A number of changes are to be made from 6 April 2017:

  • for individuals who are non-UK domiciled but who have been resident for 15 of the previous 20 tax years or
  • where an individual was born in the UK with a UK domicile of origin and resumes UK residence having obtained a domicile of choice elsewhere.

Such individuals will be classed as ‘deemed’ UK domiciles for income tax, CGT and IHT purposes and will be assessable on worldwide income and gains. They will not be able to access the remittance basis.

A deemed UK domicile is chargeable on worldwide assets for UK IHT rather than only on UK assets if non-UK domicile. The effect of these reforms is that an individual will become deemed UK domiciled for IHT at the start of their sixteenth consecutive year of UK residence, rather than at the start of their seventeenth year of residence under the current rules.

Legislation will allow a non-UK domiciled individual who has been taxed on the remittance basis to transfer amounts between overseas mixed fund bank accounts without being subject to the offshore transfer rules.
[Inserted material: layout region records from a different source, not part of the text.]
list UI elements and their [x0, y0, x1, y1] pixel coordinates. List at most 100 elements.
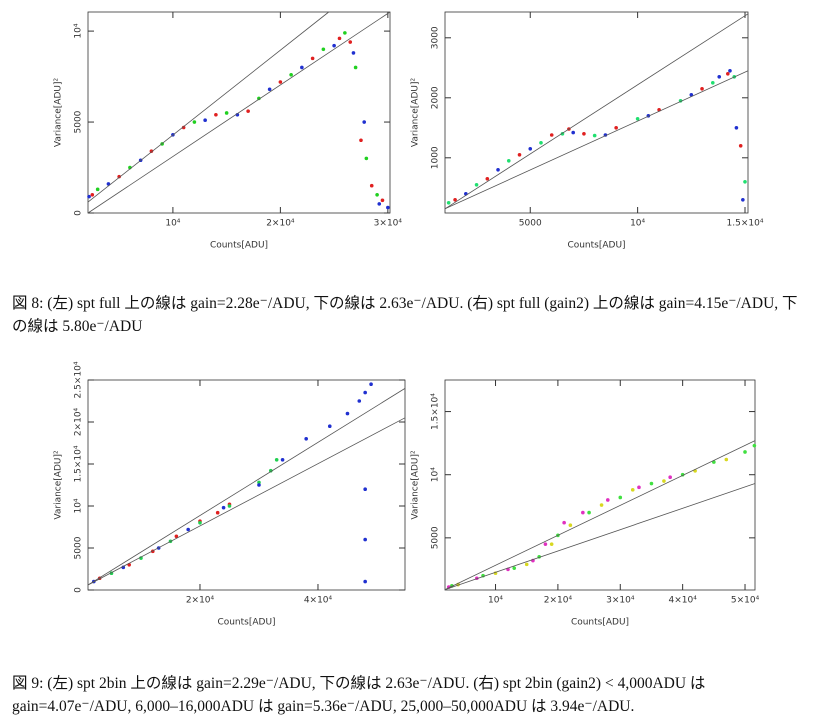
data-point — [327, 424, 332, 429]
data-point — [630, 488, 635, 492]
reference-line — [87, 388, 406, 586]
data-point — [369, 382, 373, 387]
data-point — [506, 159, 511, 163]
data-point — [618, 495, 623, 500]
reference-line — [87, 417, 406, 586]
x-tick-label: 10⁴ — [488, 596, 503, 606]
x-axis-label: Counts[ADU] — [571, 618, 629, 628]
data-point — [246, 109, 250, 113]
data-point — [257, 483, 261, 487]
data-point — [203, 118, 207, 123]
data-point — [332, 43, 336, 48]
data-point — [743, 180, 747, 184]
data-point — [724, 457, 729, 462]
data-point — [357, 399, 362, 403]
data-point — [592, 133, 597, 138]
plot-frame — [444, 379, 756, 591]
data-point — [689, 93, 694, 97]
data-point — [289, 72, 293, 77]
data-point — [215, 510, 220, 515]
y-tick-label: 1.5×10⁴ — [431, 393, 441, 430]
data-point — [363, 487, 367, 492]
reference-line — [444, 70, 749, 210]
x-tick-label: 3×10⁴ — [374, 219, 403, 229]
data-point — [743, 450, 747, 454]
data-point — [345, 411, 350, 416]
data-point — [496, 168, 500, 172]
data-point — [637, 485, 641, 490]
y-tick-label: 0 — [74, 587, 84, 593]
data-point — [635, 117, 640, 121]
data-point — [221, 505, 226, 510]
data-point — [571, 130, 576, 135]
y-tick-label: 1.5×10⁴ — [74, 445, 84, 482]
y-axis-label: Variance[ADU]² — [411, 78, 421, 148]
data-point — [485, 177, 490, 181]
x-tick-label: 5×10⁴ — [731, 596, 760, 606]
caption: 図 9: (左) spt 2bin 上の線は gain=2.29e⁻/ADU, … — [12, 675, 706, 715]
data-point — [614, 126, 618, 130]
data-point — [717, 75, 722, 79]
data-point — [581, 510, 585, 515]
y-tick-label: 10⁴ — [74, 23, 84, 38]
plot-frame — [87, 379, 406, 591]
data-point — [280, 458, 285, 462]
x-tick-label: 10⁴ — [630, 219, 645, 229]
data-point — [359, 138, 363, 143]
data-point — [710, 81, 715, 85]
data-point — [517, 153, 522, 157]
data-point — [668, 475, 672, 480]
x-tick-label: 5000 — [519, 219, 542, 229]
data-point — [274, 458, 279, 462]
plot-frame — [444, 11, 749, 214]
x-axis-label: Counts[ADU] — [210, 241, 268, 251]
data-point — [543, 542, 548, 546]
data-point — [549, 133, 554, 137]
data-point — [117, 174, 121, 179]
data-point — [568, 523, 573, 528]
y-axis-label: Variance[ADU]² — [54, 78, 64, 148]
data-point — [321, 47, 326, 52]
data-point — [224, 111, 229, 115]
data-point — [186, 527, 190, 532]
data-point — [446, 201, 451, 205]
y-axis-label: Variance[ADU]² — [54, 450, 64, 520]
data-point — [363, 390, 367, 395]
data-point — [649, 481, 654, 486]
data-point — [362, 120, 367, 124]
data-point — [599, 503, 604, 507]
data-point — [453, 198, 457, 202]
y-tick-label: 0 — [74, 210, 84, 216]
x-tick-label: 4×10⁴ — [668, 596, 697, 606]
y-tick-label: 5000 — [74, 536, 84, 559]
data-point — [363, 537, 367, 542]
caption: 図 8: (左) spt full 上の線は gain=2.28e⁻/ADU, … — [12, 295, 798, 335]
data-point — [267, 87, 272, 92]
x-tick-label: 2×10⁴ — [186, 596, 215, 606]
x-tick-label: 3×10⁴ — [606, 596, 635, 606]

This will allow the different elements within the accounts to be separated, thereby allowing clean capital to be remitted to the UK in priority to income and gains.

The draft legislation also provides that the market value of an asset at 5 April 2017 will be able to be used as the acquisition cost for CGT purposes when computing the gain or loss on its disposal where the asset was situated outside the UK between 16 March 2016 and 5 April 2017. This will apply to any individual who becomes deemed UK domicile in April 2017, other than one who is born in the UK with a UK domicile of origin.

UK residential property

Changes are also proposed for UK residential property. Currently all residential property in the UK is within the charge to IHT if owned by a UK or non-UK domiciled individual. It is proposed that all residential properties in the UK will be within the charge to IHT where they are held within an overseas structure. This charge will apply whether the overseas structure is held by an individual or trust.